In Praise of Giraffes

John A. Graham ’64’s conflict-resolution work has taken him from apartheid-torn South Africa to meetings in Geneva, Switzerland...

John A. Graham ’64’s conflict-resolution work has taken him from apartheid-torn South Africa to meetings in Geneva, Switzerland, where he helped Palestinian and Israeli delegates find common ground. But the central story in his recent book Stick Your Neck Out: A Street-Smart Guide to Creating Change in Your Community and Beyond concerns something much closer to home: the Island County Citizens Coalition, which spent five years designing a comprehensive plan for the area’s long-term development. “Settling a conflict between farmers and environmentalists in Island County, Washington, is not a whole lot different from finding a solution to the West Bank or the Middle East,” Graham says. “The human elements are the same: getting people to trust each other, getting people to care for each other’s situation, and to treat each other with respect.”

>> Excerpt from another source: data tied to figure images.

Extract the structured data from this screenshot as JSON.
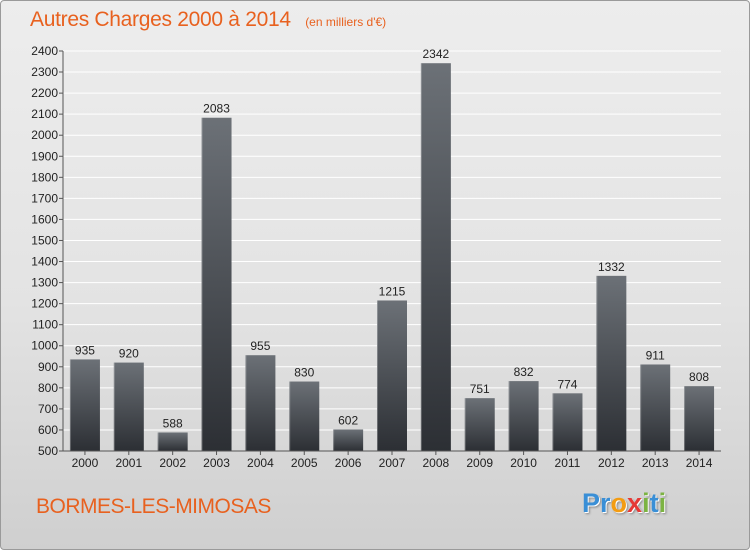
{
  "title": "Autres Charges 2000 à 2014",
  "subtitle": "(en milliers d'€)",
  "commune": "BORMES-LES-MIMOSAS",
  "logo": {
    "text": "Proxiti",
    "letters": [
      {
        "char": "P",
        "color": "#3a8fd6"
      },
      {
        "char": "r",
        "color": "#3a8fd6"
      },
      {
        "char": "o",
        "color": "#f39c12"
      },
      {
        "char": "x",
        "color": "#e53935"
      },
      {
        "char": "i",
        "color": "#7cb342"
      },
      {
        "char": "t",
        "color": "#3a8fd6"
      },
      {
        "char": "i",
        "color": "#7cb342"
      }
    ]
  },
  "colors": {
    "accent": "#e8611f",
    "bar_top": "#6c7177",
    "bar_bottom": "#2c2f34",
    "grid": "#ffffff"
  },
  "chart_data": {
    "type": "bar",
    "categories": [
      "2000",
      "2001",
      "2002",
      "2003",
      "2004",
      "2005",
      "2006",
      "2007",
      "2008",
      "2009",
      "2010",
      "2011",
      "2012",
      "2013",
      "2014"
    ],
    "values": [
      935,
      920,
      588,
      2083,
      955,
      830,
      602,
      1215,
      2342,
      751,
      832,
      774,
      1332,
      911,
      808
    ],
    "title": "Autres Charges 2000 à 2014",
    "subtitle": "(en milliers d'€)",
    "ylim": [
      500,
      2400
    ],
    "ytick_step": 100,
    "grid": true
  }
}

The Giraffe Heroes Project, which Graham has helped lead for 23 years, aims to spread the word that “individual human beings have the power and the compassion to change the world in positive directions.” His circuitous path to Giraffes was also a personal transformation from thrill-seeker to peace-maker. After graduation, he spent a year as a foreign correspondent for the Boston Globe in Iraq, Afghanistan, Laos, Vietnam, and Cambodia. He then joined the Foreign Service, which sent him into the Libyan revolution in 1969 and later to the northern border of what was then South Vietnam. Today Graham says of this time, “I was so intent on being a kind of John Wayne figure that whatever was gentle and compassionate in me just didn’t have a voice.”

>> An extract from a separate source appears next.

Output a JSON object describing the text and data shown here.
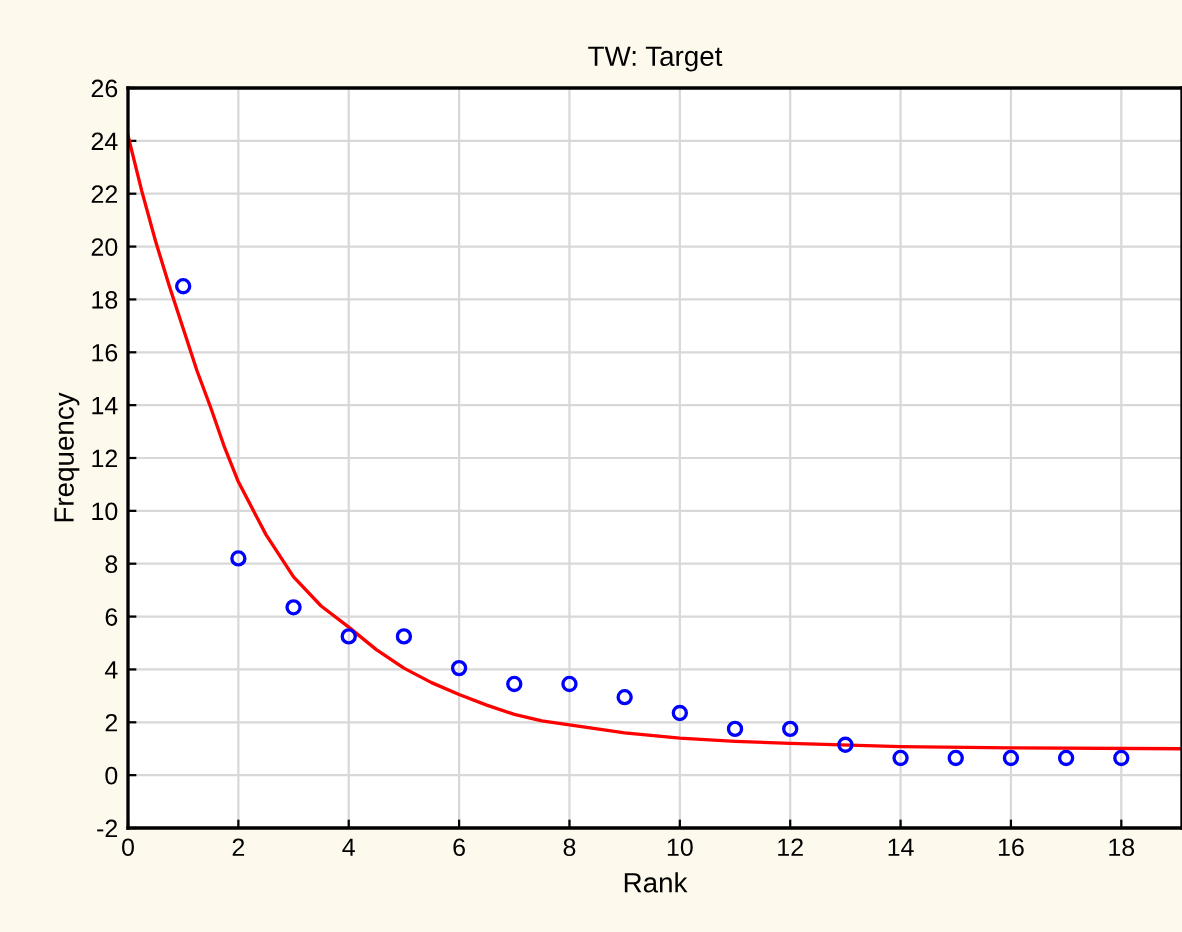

John Graham extols those who stick their necks out.
Photo courtesy of John Graham

Then, in 1980, the U.S. Mission to the United Nations sent him to South Africa, where he met leaders of the antiapartheid movement. He describes Robert Sobukwe, under house arrest and dying of tuberculosis, as “the toughest man I had ever met.” Sobukwe insisted that his country’s real problem was helping blacks and whites to forgive one another. “He was changing the future of his country and yet he had no weapons,” Graham says. “He was just this scrawny, dying little old man.” Sobukwe’s example inspired Graham to risk his career by organizing a coalition of third-world diplomats who successfully pressured the United States to enforce its arms embargo against the South Africa government, one step in the final push to end apartheid.

Graham left the Foreign Service in 1983 to work with his future wife, Ann Medlock, the founder of the Giraffe Heroes Project, whose seemingly simple goal was to publicize stories of people who were sticking their necks out on behalf of their communities. The couple began by writing and delivering scripts of such stories to small-town radio stations, but within a few years they were covered by Time magazine and were recommending guests for morning talk shows. More important for Graham was the passionate response of the local communities they worked in. “I began to see the power of this approach of telling stories,” he says, “working with the heart part of a person instead of just the head part.”

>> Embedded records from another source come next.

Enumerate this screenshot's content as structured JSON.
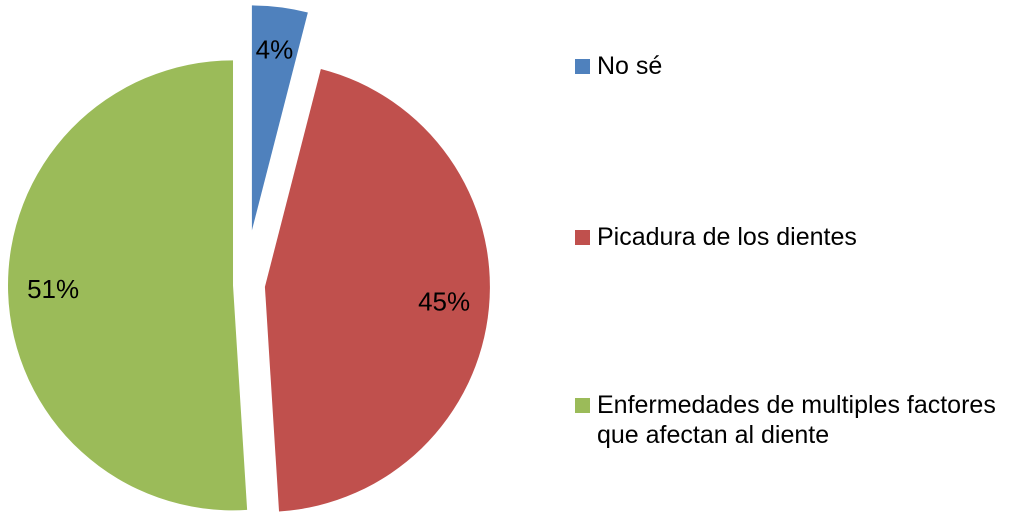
{
  "chart_data": {
    "type": "pie",
    "categories": [
      "No sé",
      "Picadura de los dientes",
      "Enfermedades de multiples factores que afectan al diente"
    ],
    "values": [
      4,
      45,
      51
    ],
    "value_labels": [
      "4%",
      "45%",
      "51%"
    ],
    "colors": [
      "#4f81bd",
      "#c0504d",
      "#9bbb59"
    ],
    "legend": "right"
  }
}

No surprise, then, that Stick Your Neck Out, in addition to outlining practical skills such as lobbying, initiating litigation, and attracting media attention, is full of stories. Tales from the Foreign Service years often provide examples of what not to do, while the Island County Citizen’s Commission’s project illustrates the importance of patience and respect for one’s opponents. “For someone who believes what I believe, this is a very tough time. Every conflict seems to be spinning out of control,” Graham admits. “But that doesn’t discourage me in the least. I’m very optimistic when I look out there at all the good conservative people and the good liberal people trying to make a difference. There have to be enough people with enough compassion and courage to solve the problems that are in front of us.”